Part of the all pervasive "development myopia" is the false idea hat a game must appeal to everybody. The fact a group of the people you showed the demo to "got it" and another didn't puts you well ahead in the race to market. I just hope you don't kill the concept in your unrealistic drive to get everybody to "get it", because that is simply impossible. I know you know this, UI'm just warning you not to lose sight of this. If part of your increasingly valuable development time is to go anywhere it is to go on completing the core of the game, not so much on adding tutorial after tutorial in the vain hope of converting the group of people that would never "get" this game.
Apologies for my over-use of quotes. I myself get easily confused about the meaning of "get" in written form.

Tommunism said...

Our guy’s words were “It is really slow...the controls are slow, gameplay is slow”. Anyone who has played the game knows that the controls are extremely responsive, and the gameplay isn’t slow…that is..unless you are playing the game at 10 or 15 frames per second…then it IS slow! I don’t think it’s so much a game issue here, I think it’s a hardware issue. I know for a fact that they are running this game on a machine that is below the system requirements we set forth..that’s why I’m going to show them on my laptop on the 16th. It’s a totally different game at 60FPS…anyone that has played the game knows this. This won't be a problem at all on Xbox (6 3.2Ghz processors = GG stalls). It is however a huge problem on ANY single core machine..even low end dual cores it poses a problem (low end being Centrino Duo). The key here is we need at least two physical processors. I do physics and collision voodoo on those…they need their own processor (I want more detail on 360..so I’ll be extending it to 2 or 3 processors....but even then I won’t be lacking processors there). I have recently had the delight of using the Lumines hack to revert the firmware on my PSP. If you don’t think speed makes a difference try playing Tetris Attack at 5 FPS...you'll put it down real quick.

That being said, the game does need much more explaining…but my boy Aubrey has it nailed down how he wants to do it. So I have all the confidence in him that what he’s working on now will eventually explain the game perfectly.

Dave, I agree with your advice to an extent, however I think bringing in a sales person when we desperately need another programmer and an artist first is a faulty business move. Now, I know all the artists and programmers in the world won't sell a game..but I'm of the opinion that you have to have something to sell before you hire a sales person. Besides, we are a two man group…why do we need a salesperson to pitch the game to one guy at MS who we’ve been in direct contact with for several months? No one can explain the game better than myself or Aubrey..and taking the time from development to take a sales person through every aspect of the game that we wish to have highlighted without making crazy promises would cost too much, both development and money departments. Grow too quick and you fail…happens a LOT….I’ve seen it. This isn’t my first job…I’ve been doing Software Engineering professionally since I was 18. I’ve worked at start ups and big companies…the start ups that try to grow too fast fail even faster.

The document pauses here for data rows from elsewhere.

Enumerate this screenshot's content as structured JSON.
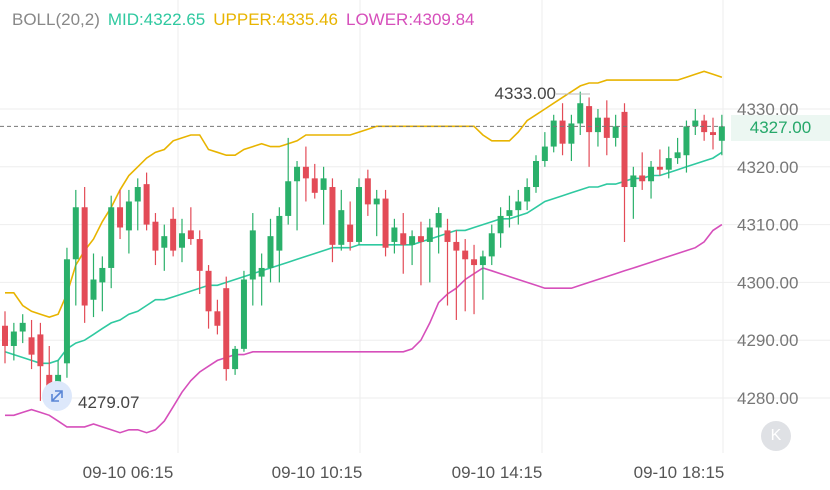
{
  "legend": {
    "boll": "BOLL(20,2)",
    "mid": "MID:4322.65",
    "upper": "UPPER:4335.46",
    "lower": "LOWER:4309.84"
  },
  "current_price": "4327.00",
  "colors": {
    "up": "#2ab06a",
    "down": "#e34b57",
    "mid": "#2fc9a0",
    "upper": "#e8b400",
    "lower": "#d64fbb"
  },
  "icons": {
    "reset": "collapse-left-icon",
    "zoom": "expand-arrows-icon"
  },
  "reset_glyph": "K",
  "chart_data": {
    "type": "candlestick",
    "yticks": [
      "4330.00",
      "4320.00",
      "4310.00",
      "4300.00",
      "4290.00",
      "4280.00"
    ],
    "ytick_values": [
      4330,
      4320,
      4310,
      4300,
      4290,
      4280
    ],
    "xticks": [
      "09-10 06:15",
      "09-10 10:15",
      "09-10 14:15",
      "09-10 18:15"
    ],
    "ylim": [
      4273.7,
      4338.1
    ],
    "current_price": 4327.0,
    "annotations": {
      "high": "4333.00",
      "low": "4279.07"
    },
    "grid": true,
    "candles": [
      {
        "o": 4292.5,
        "h": 4295.0,
        "l": 4286.0,
        "c": 4289.0
      },
      {
        "o": 4289.0,
        "h": 4293.0,
        "l": 4286.5,
        "c": 4291.5
      },
      {
        "o": 4291.5,
        "h": 4294.5,
        "l": 4289.5,
        "c": 4293.0
      },
      {
        "o": 4290.5,
        "h": 4293.5,
        "l": 4285.0,
        "c": 4287.5
      },
      {
        "o": 4291.0,
        "h": 4293.0,
        "l": 4279.5,
        "c": 4285.5
      },
      {
        "o": 4284.0,
        "h": 4289.0,
        "l": 4279.0,
        "c": 4281.0
      },
      {
        "o": 4281.5,
        "h": 4286.5,
        "l": 4279.1,
        "c": 4284.0
      },
      {
        "o": 4286.0,
        "h": 4306.0,
        "l": 4283.5,
        "c": 4304.0
      },
      {
        "o": 4304.0,
        "h": 4316.0,
        "l": 4296.0,
        "c": 4313.0
      },
      {
        "o": 4313.0,
        "h": 4316.5,
        "l": 4293.0,
        "c": 4296.0
      },
      {
        "o": 4297.0,
        "h": 4305.0,
        "l": 4294.0,
        "c": 4300.5
      },
      {
        "o": 4300.0,
        "h": 4304.5,
        "l": 4295.0,
        "c": 4302.5
      },
      {
        "o": 4302.5,
        "h": 4315.0,
        "l": 4299.0,
        "c": 4313.0
      },
      {
        "o": 4313.0,
        "h": 4316.0,
        "l": 4307.5,
        "c": 4309.5
      },
      {
        "o": 4309.0,
        "h": 4316.0,
        "l": 4305.0,
        "c": 4314.0
      },
      {
        "o": 4314.0,
        "h": 4318.0,
        "l": 4309.0,
        "c": 4316.5
      },
      {
        "o": 4317.0,
        "h": 4319.0,
        "l": 4309.0,
        "c": 4310.0
      },
      {
        "o": 4310.5,
        "h": 4312.0,
        "l": 4303.0,
        "c": 4305.5
      },
      {
        "o": 4306.0,
        "h": 4310.0,
        "l": 4302.0,
        "c": 4308.0
      },
      {
        "o": 4311.0,
        "h": 4313.0,
        "l": 4304.5,
        "c": 4305.5
      },
      {
        "o": 4306.0,
        "h": 4311.0,
        "l": 4303.5,
        "c": 4308.5
      },
      {
        "o": 4309.0,
        "h": 4313.0,
        "l": 4306.5,
        "c": 4307.5
      },
      {
        "o": 4307.5,
        "h": 4309.0,
        "l": 4298.0,
        "c": 4302.0
      },
      {
        "o": 4302.0,
        "h": 4303.0,
        "l": 4292.0,
        "c": 4295.0
      },
      {
        "o": 4295.0,
        "h": 4297.0,
        "l": 4291.0,
        "c": 4292.5
      },
      {
        "o": 4299.0,
        "h": 4301.0,
        "l": 4283.0,
        "c": 4285.0
      },
      {
        "o": 4285.0,
        "h": 4289.0,
        "l": 4284.0,
        "c": 4288.5
      },
      {
        "o": 4288.5,
        "h": 4302.0,
        "l": 4288.0,
        "c": 4300.5
      },
      {
        "o": 4300.5,
        "h": 4312.0,
        "l": 4296.0,
        "c": 4309.0
      },
      {
        "o": 4301.0,
        "h": 4305.0,
        "l": 4296.0,
        "c": 4302.5
      },
      {
        "o": 4302.5,
        "h": 4311.0,
        "l": 4300.0,
        "c": 4308.0
      },
      {
        "o": 4305.5,
        "h": 4313.0,
        "l": 4300.0,
        "c": 4311.5
      },
      {
        "o": 4311.5,
        "h": 4325.0,
        "l": 4310.0,
        "c": 4317.5
      },
      {
        "o": 4317.5,
        "h": 4321.0,
        "l": 4309.0,
        "c": 4320.0
      },
      {
        "o": 4320.0,
        "h": 4323.5,
        "l": 4314.0,
        "c": 4318.0
      },
      {
        "o": 4318.0,
        "h": 4320.5,
        "l": 4314.5,
        "c": 4315.5
      },
      {
        "o": 4316.0,
        "h": 4320.0,
        "l": 4310.0,
        "c": 4318.0
      },
      {
        "o": 4316.5,
        "h": 4318.0,
        "l": 4303.5,
        "c": 4306.5
      },
      {
        "o": 4306.5,
        "h": 4316.0,
        "l": 4305.5,
        "c": 4312.5
      },
      {
        "o": 4310.0,
        "h": 4314.0,
        "l": 4305.5,
        "c": 4307.0
      },
      {
        "o": 4307.0,
        "h": 4318.0,
        "l": 4306.5,
        "c": 4316.5
      },
      {
        "o": 4318.0,
        "h": 4319.5,
        "l": 4311.5,
        "c": 4313.5
      },
      {
        "o": 4313.5,
        "h": 4316.0,
        "l": 4308.0,
        "c": 4314.5
      },
      {
        "o": 4314.5,
        "h": 4316.0,
        "l": 4304.5,
        "c": 4306.0
      },
      {
        "o": 4307.0,
        "h": 4311.0,
        "l": 4305.0,
        "c": 4309.5
      },
      {
        "o": 4308.5,
        "h": 4312.0,
        "l": 4301.5,
        "c": 4306.5
      },
      {
        "o": 4306.5,
        "h": 4309.0,
        "l": 4303.0,
        "c": 4308.0
      },
      {
        "o": 4308.0,
        "h": 4310.5,
        "l": 4299.5,
        "c": 4307.0
      },
      {
        "o": 4307.0,
        "h": 4311.0,
        "l": 4300.0,
        "c": 4309.5
      },
      {
        "o": 4309.5,
        "h": 4313.0,
        "l": 4305.0,
        "c": 4312.0
      },
      {
        "o": 4309.0,
        "h": 4311.0,
        "l": 4296.0,
        "c": 4307.0
      },
      {
        "o": 4307.0,
        "h": 4309.0,
        "l": 4293.5,
        "c": 4305.5
      },
      {
        "o": 4305.5,
        "h": 4307.5,
        "l": 4295.0,
        "c": 4304.0
      },
      {
        "o": 4304.0,
        "h": 4306.5,
        "l": 4294.5,
        "c": 4303.0
      },
      {
        "o": 4303.0,
        "h": 4305.5,
        "l": 4297.0,
        "c": 4304.5
      },
      {
        "o": 4304.5,
        "h": 4310.0,
        "l": 4303.0,
        "c": 4308.5
      },
      {
        "o": 4308.5,
        "h": 4313.0,
        "l": 4306.0,
        "c": 4311.5
      },
      {
        "o": 4311.5,
        "h": 4315.0,
        "l": 4309.5,
        "c": 4312.5
      },
      {
        "o": 4312.5,
        "h": 4316.0,
        "l": 4310.0,
        "c": 4314.0
      },
      {
        "o": 4314.0,
        "h": 4318.0,
        "l": 4312.5,
        "c": 4316.5
      },
      {
        "o": 4316.5,
        "h": 4322.0,
        "l": 4315.5,
        "c": 4321.0
      },
      {
        "o": 4321.0,
        "h": 4326.0,
        "l": 4320.0,
        "c": 4323.5
      },
      {
        "o": 4323.5,
        "h": 4329.0,
        "l": 4322.5,
        "c": 4328.0
      },
      {
        "o": 4328.0,
        "h": 4331.0,
        "l": 4322.0,
        "c": 4324.0
      },
      {
        "o": 4324.0,
        "h": 4329.0,
        "l": 4321.0,
        "c": 4327.5
      },
      {
        "o": 4327.5,
        "h": 4333.0,
        "l": 4325.5,
        "c": 4331.0
      },
      {
        "o": 4330.5,
        "h": 4332.0,
        "l": 4320.0,
        "c": 4326.0
      },
      {
        "o": 4326.0,
        "h": 4330.0,
        "l": 4323.5,
        "c": 4328.5
      },
      {
        "o": 4328.5,
        "h": 4331.5,
        "l": 4322.0,
        "c": 4325.0
      },
      {
        "o": 4325.0,
        "h": 4329.0,
        "l": 4323.5,
        "c": 4327.0
      },
      {
        "o": 4329.5,
        "h": 4331.0,
        "l": 4307.0,
        "c": 4316.5
      },
      {
        "o": 4316.5,
        "h": 4320.0,
        "l": 4311.0,
        "c": 4318.5
      },
      {
        "o": 4318.5,
        "h": 4322.5,
        "l": 4316.0,
        "c": 4317.5
      },
      {
        "o": 4317.5,
        "h": 4321.0,
        "l": 4314.5,
        "c": 4320.0
      },
      {
        "o": 4320.0,
        "h": 4323.0,
        "l": 4318.5,
        "c": 4319.5
      },
      {
        "o": 4319.5,
        "h": 4323.5,
        "l": 4318.0,
        "c": 4321.5
      },
      {
        "o": 4321.5,
        "h": 4325.0,
        "l": 4320.5,
        "c": 4322.5
      },
      {
        "o": 4322.0,
        "h": 4328.0,
        "l": 4319.0,
        "c": 4327.0
      },
      {
        "o": 4327.0,
        "h": 4330.0,
        "l": 4325.5,
        "c": 4328.0
      },
      {
        "o": 4328.0,
        "h": 4329.0,
        "l": 4324.5,
        "c": 4326.0
      },
      {
        "o": 4326.0,
        "h": 4328.5,
        "l": 4323.0,
        "c": 4325.5
      },
      {
        "o": 4324.5,
        "h": 4329.0,
        "l": 4322.0,
        "c": 4327.0
      }
    ],
    "series": [
      {
        "values": [
          4298.2,
          4298.2,
          4296.0,
          4295.0,
          4294.5,
          4294.0,
          4294.5,
          4298.0,
          4303.0,
          4305.5,
          4307.5,
          4310.5,
          4313.0,
          4316.0,
          4318.5,
          4320.0,
          4321.5,
          4322.5,
          4323.0,
          4324.5,
          4325.0,
          4325.5,
          4325.5,
          4323.0,
          4322.5,
          4322.0,
          4322.0,
          4323.0,
          4323.5,
          4324.0,
          4323.5,
          4323.5,
          4324.0,
          4324.5,
          4325.5,
          4325.5,
          4325.5,
          4325.5,
          4325.5,
          4325.5,
          4326.0,
          4326.5,
          4327.0,
          4327.0,
          4327.0,
          4327.0,
          4327.0,
          4327.0,
          4327.0,
          4327.0,
          4327.0,
          4327.0,
          4327.0,
          4327.0,
          4325.5,
          4324.5,
          4324.5,
          4324.5,
          4326.0,
          4328.0,
          4329.0,
          4330.0,
          4331.0,
          4332.0,
          4333.0,
          4334.0,
          4334.5,
          4334.5,
          4335.0,
          4335.0,
          4335.0,
          4335.0,
          4335.0,
          4335.0,
          4335.0,
          4335.0,
          4335.0,
          4335.5,
          4336.0,
          4336.5,
          4336.0,
          4335.5
        ]
      },
      {
        "values": [
          4288.0,
          4287.5,
          4287.0,
          4286.5,
          4286.0,
          4286.0,
          4286.5,
          4288.5,
          4289.5,
          4290.0,
          4291.0,
          4292.0,
          4293.0,
          4293.5,
          4294.5,
          4295.0,
          4296.0,
          4297.0,
          4297.0,
          4297.5,
          4298.0,
          4298.5,
          4299.0,
          4299.5,
          4299.5,
          4300.0,
          4300.5,
          4301.0,
          4301.5,
          4302.0,
          4302.5,
          4303.0,
          4303.5,
          4304.0,
          4304.5,
          4305.0,
          4305.5,
          4306.0,
          4306.0,
          4306.0,
          4306.5,
          4306.5,
          4306.5,
          4306.5,
          4306.5,
          4306.5,
          4306.5,
          4307.0,
          4307.5,
          4308.0,
          4308.5,
          4309.0,
          4309.0,
          4309.5,
          4310.0,
          4310.5,
          4311.0,
          4311.0,
          4311.5,
          4312.0,
          4313.0,
          4314.0,
          4314.5,
          4315.0,
          4315.5,
          4316.0,
          4316.5,
          4316.5,
          4317.0,
          4317.0,
          4317.5,
          4318.0,
          4318.0,
          4318.5,
          4318.5,
          4319.0,
          4319.5,
          4320.0,
          4320.5,
          4321.0,
          4321.5,
          4322.5
        ]
      },
      {
        "values": [
          4277.0,
          4277.0,
          4277.5,
          4278.0,
          4277.5,
          4277.0,
          4276.0,
          4275.0,
          4275.0,
          4275.0,
          4275.5,
          4275.0,
          4274.5,
          4274.0,
          4274.5,
          4274.5,
          4274.0,
          4274.5,
          4276.0,
          4278.5,
          4281.0,
          4283.0,
          4284.5,
          4285.5,
          4286.5,
          4287.0,
          4287.5,
          4287.5,
          4288.0,
          4288.0,
          4288.0,
          4288.0,
          4288.0,
          4288.0,
          4288.0,
          4288.0,
          4288.0,
          4288.0,
          4288.0,
          4288.0,
          4288.0,
          4288.0,
          4288.0,
          4288.0,
          4288.0,
          4288.0,
          4288.5,
          4290.0,
          4293.0,
          4296.5,
          4298.0,
          4299.0,
          4300.5,
          4301.5,
          4302.5,
          4302.0,
          4301.5,
          4301.0,
          4300.5,
          4300.0,
          4299.5,
          4299.0,
          4299.0,
          4299.0,
          4299.0,
          4299.5,
          4300.0,
          4300.5,
          4301.0,
          4301.5,
          4302.0,
          4302.5,
          4303.0,
          4303.5,
          4304.0,
          4304.5,
          4305.0,
          4305.5,
          4306.0,
          4307.0,
          4309.0,
          4310.0
        ]
      }
    ]
  }
}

I also disagree with Aubrey getting a weekend/night job..I think it would take away from his work. There is no set schedule with what we do, we have deadlines, but the working hours during the day aren't set in stone...a night / weekend job would just interfere. We’ve been going strong for over a year now…with Aubrey’s funding coming in and my cache of drug money…We can go until it’s finished. Plus, if I don’t need new clothes HE doesn’t need them!!!!!!!! I wear the same thing for months at a time…just like Einstein…but he had several pairs…I only have one.

Oh, also…that 400% extra time it takes for software engineers to get a job done that you quoted Aubrey, that’s the whiney bitchy lazy programmers…mostly open source. I hate web developers…they piss me off. But…I digress. The game will take a while longer to finish….but…I think the biggest stall will be waiting for a 3rd party. Aubrey and I work till it’s done!